After the game, Webber, who scored 23 points and had 11 rebounds, sat chagrined and thoroughly miserable in the locker room. "I just called the timeout and that probably cost us the game," he said.

Odds 'n' Ends

  • Webber's father, Mayce, was a sharecropper in Mississippi before moving to Detroit in 1966.

  • Webber and future Fab Five teammate Jalen Rose played together on a seventh-grade AAU team.

  • As an African-American at Detroit Country Day, an exclusive, mostly white private school, Webber had an uneasy adjustment period. He tried to flunk out as a freshman but couldn't. Later on, he encouraged school officials to include a course on black history.

  • Webber averaged 25 points (shooting 64 percent from the field) and 13 rebounds as Country Day went 90-12 in his four years.

  • Before deciding on Michigan as his college choice, Webber also had Kentucky, Duke, Minnesota, Detroit Mercy and Michigan State on his final list.

  • He majored in psychology at Michigan.

  • Webber drew heavy criticism when he screamed at cameramen trying to take his picture after Michigan's loss to Duke in the 1992 NCAA title game.

  • He edged Orlando's Penny Hardaway for Rookie of the Year honors by six votes. He led all rookies in rebounding (9.1) and shooting percentage (.552) and helped the Warriors to a 50-32 record and a playoff spot.

  • In October 1995, one year after arriving in Washington, the Bullets signed him to a six-year, $58.5 million contract.

  • Webber is a superb passer for a big man. He averaged five assists in 1995-96, his second season with Washington.

  • In his first game against the Wizards after being traded from Washington to Sacramento, Webber had a triple double: 17 points, 10 rebounds and 10 assists.

  • He was slow to warm to Sacramento, spending much time alone in his first season there. He didn't bother to furnish most of his house until his parents finally interceded and helped him buy furniture.

  • Webber has given generously to charities, including Detroit's Police Athletic League. His "Timeout" foundation helps youngsters in Detroit and Washington, D.C.

  • He was voted to the NBA's all-interview first team in 2001 after making the second team the previous year.

  • He reached career highs with 51 points and 26 rebounds against Indiana on Jan. 5, 2001. He made 24-of-47 shots from the floor.

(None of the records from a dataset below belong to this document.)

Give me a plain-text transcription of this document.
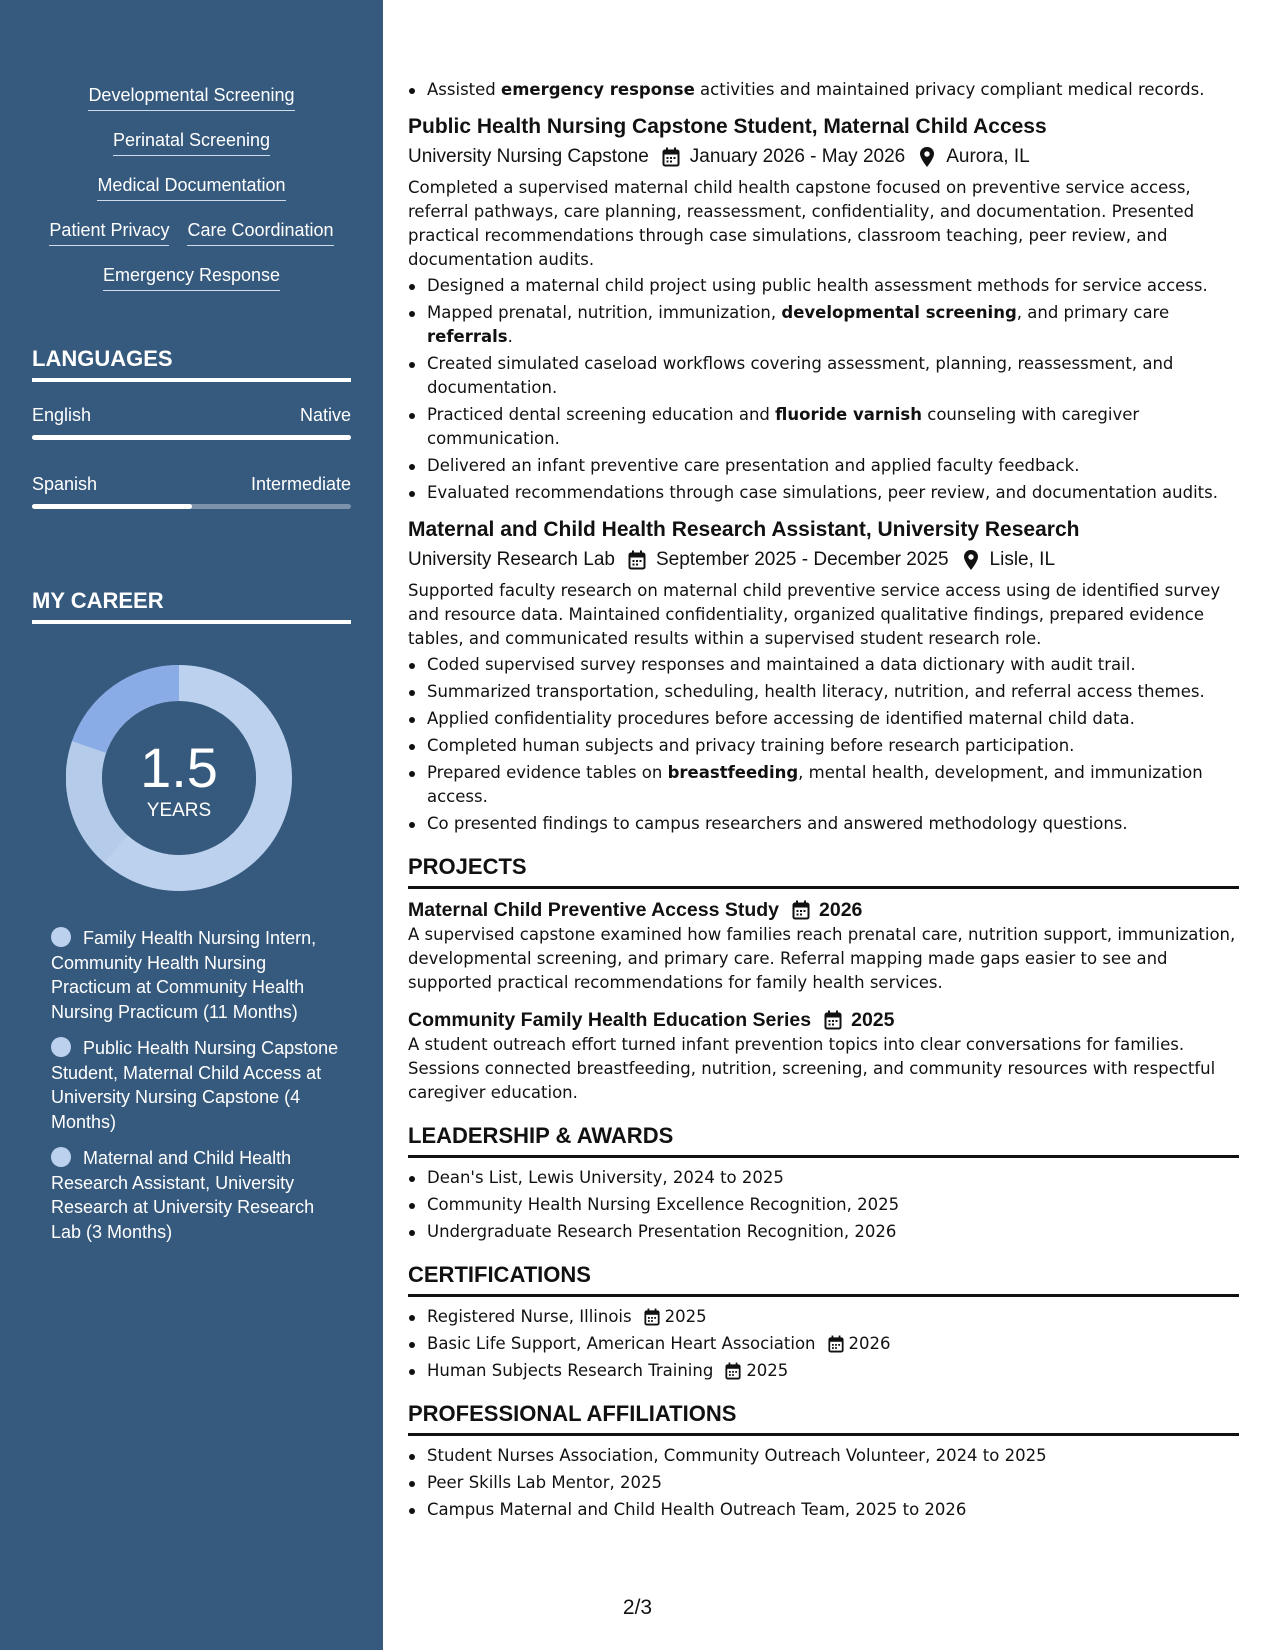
Developmental Screening
Perinatal Screening
Medical Documentation
Patient Privacy Care Coordination
Emergency Response
LANGUAGES
English	Native
Spanish	Intermediate
MY CAREER
1.5
YEARS
Family Health Nursing Intern, Community Health Nursing Practicum at Community Health Nursing Practicum (11 Months)
Public Health Nursing Capstone Student, Maternal Child Access at University Nursing Capstone (4 Months)
Maternal and Child Health Research Assistant, University Research at University Research Lab (3 Months)
Assisted emergency response activities and maintained privacy compliant medical records.
Public Health Nursing Capstone Student, Maternal Child Access
University Nursing Capstone January 2026 - May 2026 Aurora, IL
Completed a supervised maternal child health capstone focused on preventive service access, referral pathways, care planning, reassessment, confidentiality, and documentation. Presented practical recommendations through case simulations, classroom teaching, peer review, and documentation audits.
Designed a maternal child project using public health assessment methods for service access.
Mapped prenatal, nutrition, immunization, developmental screening, and primary care referrals.
Created simulated caseload workflows covering assessment, planning, reassessment, and documentation.
Practiced dental screening education and fluoride varnish counseling with caregiver communication.
Delivered an infant preventive care presentation and applied faculty feedback.
Evaluated recommendations through case simulations, peer review, and documentation audits.
Maternal and Child Health Research Assistant, University Research
University Research Lab September 2025 - December 2025 Lisle, IL
Supported faculty research on maternal child preventive service access using de identified survey and resource data. Maintained confidentiality, organized qualitative findings, prepared evidence tables, and communicated results within a supervised student research role.
Coded supervised survey responses and maintained a data dictionary with audit trail.
Summarized transportation, scheduling, health literacy, nutrition, and referral access themes.
Applied confidentiality procedures before accessing de identified maternal child data.
Completed human subjects and privacy training before research participation.
Prepared evidence tables on breastfeeding, mental health, development, and immunization access.
Co presented findings to campus researchers and answered methodology questions.
PROJECTS
Maternal Child Preventive Access Study 2026
A supervised capstone examined how families reach prenatal care, nutrition support, immunization, developmental screening, and primary care. Referral mapping made gaps easier to see and supported practical recommendations for family health services.
Community Family Health Education Series 2025
A student outreach effort turned infant prevention topics into clear conversations for families. Sessions connected breastfeeding, nutrition, screening, and community resources with respectful caregiver education.
LEADERSHIP & AWARDS
Dean's List, Lewis University, 2024 to 2025
Community Health Nursing Excellence Recognition, 2025
Undergraduate Research Presentation Recognition, 2026
CERTIFICATIONS
Registered Nurse, Illinois 2025
Basic Life Support, American Heart Association 2026
Human Subjects Research Training 2025
PROFESSIONAL AFFILIATIONS
Student Nurses Association, Community Outreach Volunteer, 2024 to 2025
Peer Skills Lab Mentor, 2025
Campus Maternal and Child Health Outreach Team, 2025 to 2026
2/3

  • Webber missed the first 20 games of the 2001-02 season after severely spraining his right ankle in an exhibition game.

  • He is nicknamed C-Webb.

  • Webber has had his own record label and has been in many television spots for the NBA.

  • He owns an extensive collection of African-American historical documents.

  • Chris' younger brother David was the Mid-American Conference's Player of the Year for the 2000-01 season.

  • Webber has been linked romantically with supermodel Tyra Banks.

  • On Feb. 23, 2005 the Kings traded Webber, Matt Barnes and Michael Bradley to the 76ers for Corliss Williamson, Kenny Thomas and Brian Skinner.